This exhibition is dedicated to the adventure of Contrejour, which drastically changed the French publishing landscape of the 1970s. It was an adventure carried along by the movement of a new spontaneous, nonconformist and committed kind of photography that proposed to lay the foundations of a genuine autonomous language. The exhibition also pays homage to Contrejour’s founder, Claude Nori, himself a photographer, who for almost fifteen years and through more than 150 publications, allowed a number of - until then - unknown authors to publish books and monographs, thus contributing to the shaping of photography as art, the way we conceive it today.
In 1975, he writes, just after his psychedelic period, that he’d made the dummy of Lunettes, a book prefaced by Agnès Varda. Finding no publisher in the barren publishing landscape of the time, he decided to publish it himself, like Ralph Gibson and Leslie Krims had done, or like Jean Dieuzaide, who’d just published, at his own expense, his book Mon aventure avec le Brai (My Adventure with Brai). He was then contacted by many photographers and reporters of his generation, who wanted to express themselves by showing their photographs. Driven by their energy and enthusiasm, an idea took shape for a nonconformist review, followed by a publishing house that would hand the word and images over to all those artists who’d decided to make photography a genuine philosophy of life and a new way of making art. Contrejour grew from this desire that was stronger than everything else, from all these talents that only asked to be revealed.
No critical tradition existed at the time. In this almost institutional desert, a generation of photographers searching for an identity tossed around current ideas, burned bridges with film and literature, turned their backs on traditional photo-journalism and in a spontaneous momentum produced a liberating art that was closer to people, which found, thanks to books, an original creative space and a means of mass distribution. Influenced by the dynamism of American photography, this new photography (which would be called ‘creative’) established itself in France and then throughout Europe as a movement fully determined to amaze by startling images revealing a reality and the fantasies sown by the ideals of May 68.
Set up in Montparnasse, Contrejour rapidly became a hub and assured the dissemination of ideas and discussions centred on art photography before institutions and the photography market got themselves organised. Contrejour review, a provocative underground journal, with its vital ‘Dégrafez vos paupières’ (Unzip your eyelids) column, welcomed in its pages the writing of critics and historians such as Arnaud Claass, Annie Walther, Jacques Marchois, Carole Naggar, André Laude and Jean-Claude Gautrand. It was soon followed by Caméra International, created with Gabriel Bauret, and Les Cahiers de la Photographie with Gilles Mora.

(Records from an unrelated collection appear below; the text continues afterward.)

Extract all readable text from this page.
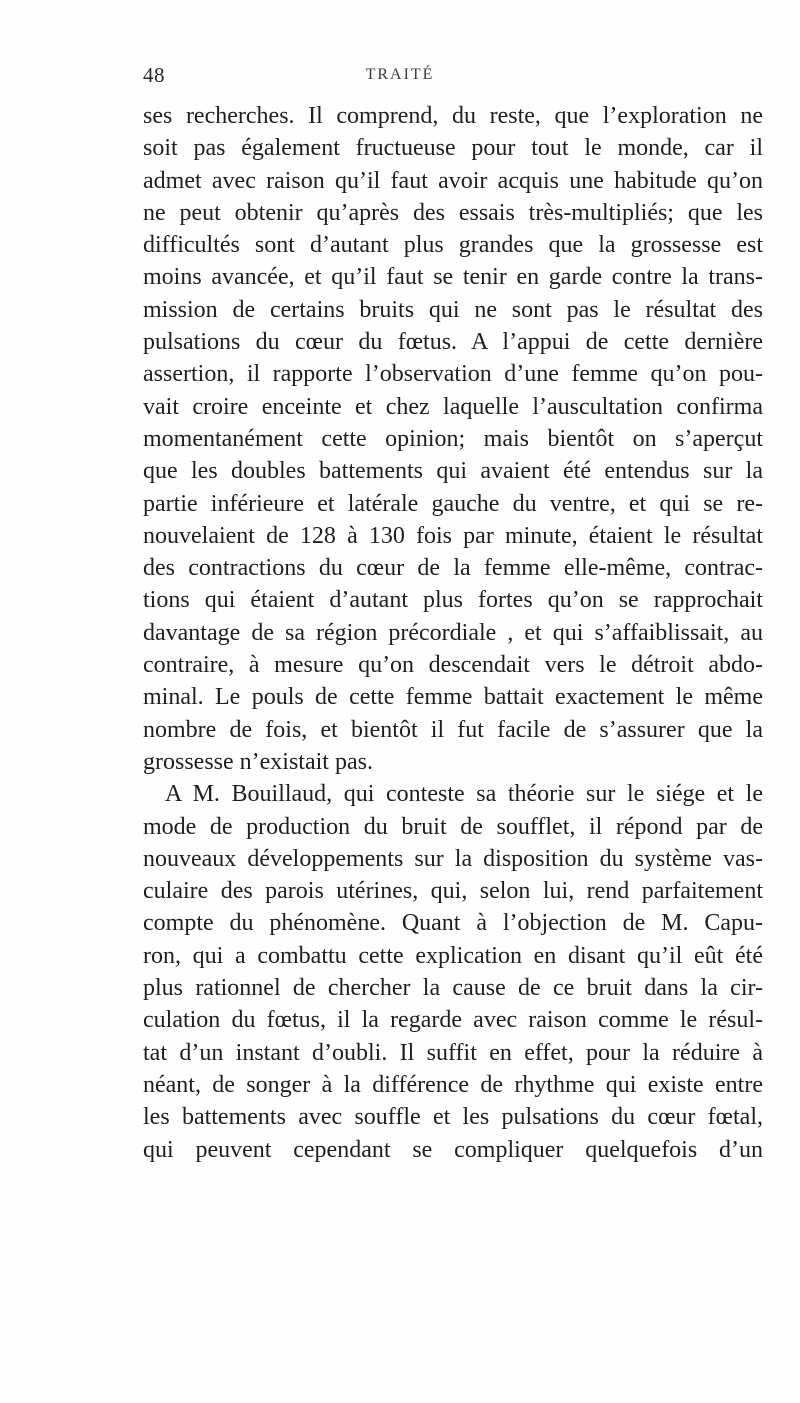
48	TRAITÉ
ses recherches. Il comprend, du reste, que l’exploration ne
soit pas également fructueuse pour tout le monde, car il
admet avec raison qu’il faut avoir acquis une habitude qu’on
ne peut obtenir qu’après des essais très-multipliés; que les
difficultés sont d’autant plus grandes que la grossesse est
moins avancée, et qu’il faut se tenir en garde contre la trans-
mission de certains bruits qui ne sont pas le résultat des
pulsations du cœur du fœtus. A l’appui de cette dernière
assertion, il rapporte l’observation d’une femme qu’on pou-
vait croire enceinte et chez laquelle l’auscultation confirma
momentanément cette opinion; mais bientôt on s’aperçut
que les doubles battements qui avaient été entendus sur la
partie inférieure et latérale gauche du ventre, et qui se re-
nouvelaient de 128 à 130 fois par minute, étaient le résultat
des contractions du cœur de la femme elle-même, contrac-
tions qui étaient d’autant plus fortes qu’on se rapprochait
davantage de sa région précordiale , et qui s’affaiblissait, au
contraire, à mesure qu’on descendait vers le détroit abdo-
minal. Le pouls de cette femme battait exactement le même
nombre de fois, et bientôt il fut facile de s’assurer que la
grossesse n’existait pas.
A M. Bouillaud, qui conteste sa théorie sur le siége et le
mode de production du bruit de soufflet, il répond par de
nouveaux développements sur la disposition du système vas-
culaire des parois utérines, qui, selon lui, rend parfaitement
compte du phénomène. Quant à l’objection de M. Capu-
ron, qui a combattu cette explication en disant qu’il eût été
plus rationnel de chercher la cause de ce bruit dans la cir-
culation du fœtus, il la regarde avec raison comme le résul-
tat d’un instant d’oubli. Il suffit en effet, pour la réduire à
néant, de songer à la différence de rhythme qui existe entre
les battements avec souffle et les pulsations du cœur fœtal,
qui peuvent cependant se compliquer quelquefois d’un
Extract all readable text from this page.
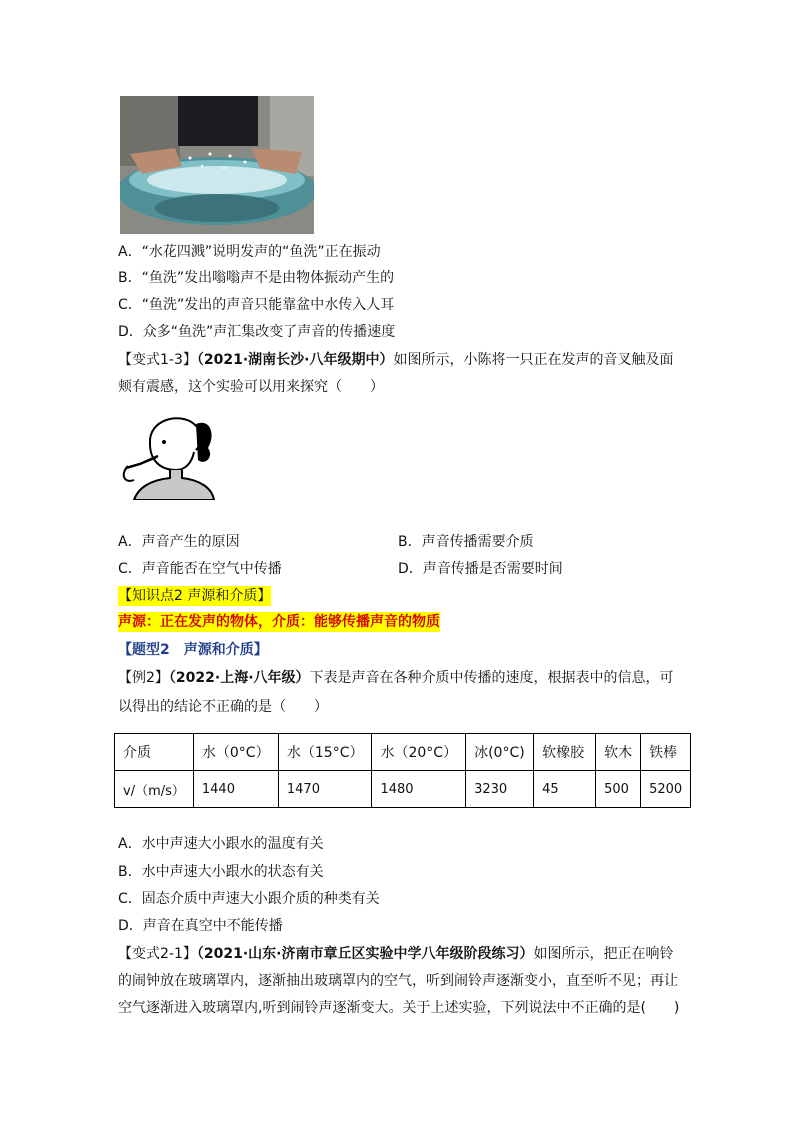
A．“水花四溅”说明发声的“鱼洗”正在振动
B．“鱼洗”发出嗡嗡声不是由物体振动产生的
C．“鱼洗”发出的声音只能靠盆中水传入人耳
D．众多“鱼洗”声汇集改变了声音的传播速度
【变式1-3】（2021·湖南长沙·八年级期中）如图所示，小陈将一只正在发声的音叉触及面
颊有震感，这个实验可以用来探究（　　）
A．声音产生的原因	B．声音传播需要介质
C．声音能否在空气中传播	D．声音传播是否需要时间
【知识点2 声源和介质】
声源：正在发声的物体，介质：能够传播声音的物质
【题型2　声源和介质】
【例2】（2022·上海·八年级）下表是声音在各种介质中传播的速度，根据表中的信息，可
以得出的结论不正确的是（　　）
介质	水（0°C）	水（15°C）	水（20°C）	冰(0°C)	软橡胶	软木	铁棒
v/（m/s）	1440	1470	1480	3230	45	500	5200
A．水中声速大小跟水的温度有关
B．水中声速大小跟水的状态有关
C．固态介质中声速大小跟介质的种类有关
D．声音在真空中不能传播
【变式2-1】（2021·山东·济南市章丘区实验中学八年级阶段练习）如图所示，把正在响铃
的闹钟放在玻璃罩内，逐渐抽出玻璃罩内的空气，听到闹铃声逐渐变小，直至听不见；再让
空气逐渐进入玻璃罩内,听到闹铃声逐渐变大。关于上述实验，下列说法中不正确的是(　　)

Surrounded by a team of professionals, Claude Nori indefatigably exerted himself to assure artists maximum visibility. He organised exhibitions and events to accompany his books, and played an indisputable role of cultural agitator to impose this new, constantly evolving photography. Contrejour’s renown culminated with Photographie Actuelle en France (Contemporary Photography in France), a collective work by 80 photographers, most of whom had never been published before, Photographie française des origines à nos jours (French Photography from the Beginnings Until Today) the first of a kind released in 1979 and translated into several languages, Le Voyage Mexicain (Mexican Journey) by Bernard Plossu and lastly Trois secondes d’éternité (Three Seconds of Eternity) by Robert Doisneau, conceived by Maurice Coriat, who put humanist photographers back to the forefront of the scene.
The exhibition recreates the particular atmosphere of this period of creativity and discovery when everything seemed allowed and possible. It situates the context of the creation of Contrejour, highlights the main publications over almost twenty years and presents the photographs of the artists that count in Contrejour’s history: Plossu, Le Querrec, Giacomelli, Ghirri, Petersen, Sieff, Peress, Doisneau, Boubat, Ronis, Garanger and Salgado, to mention just a few.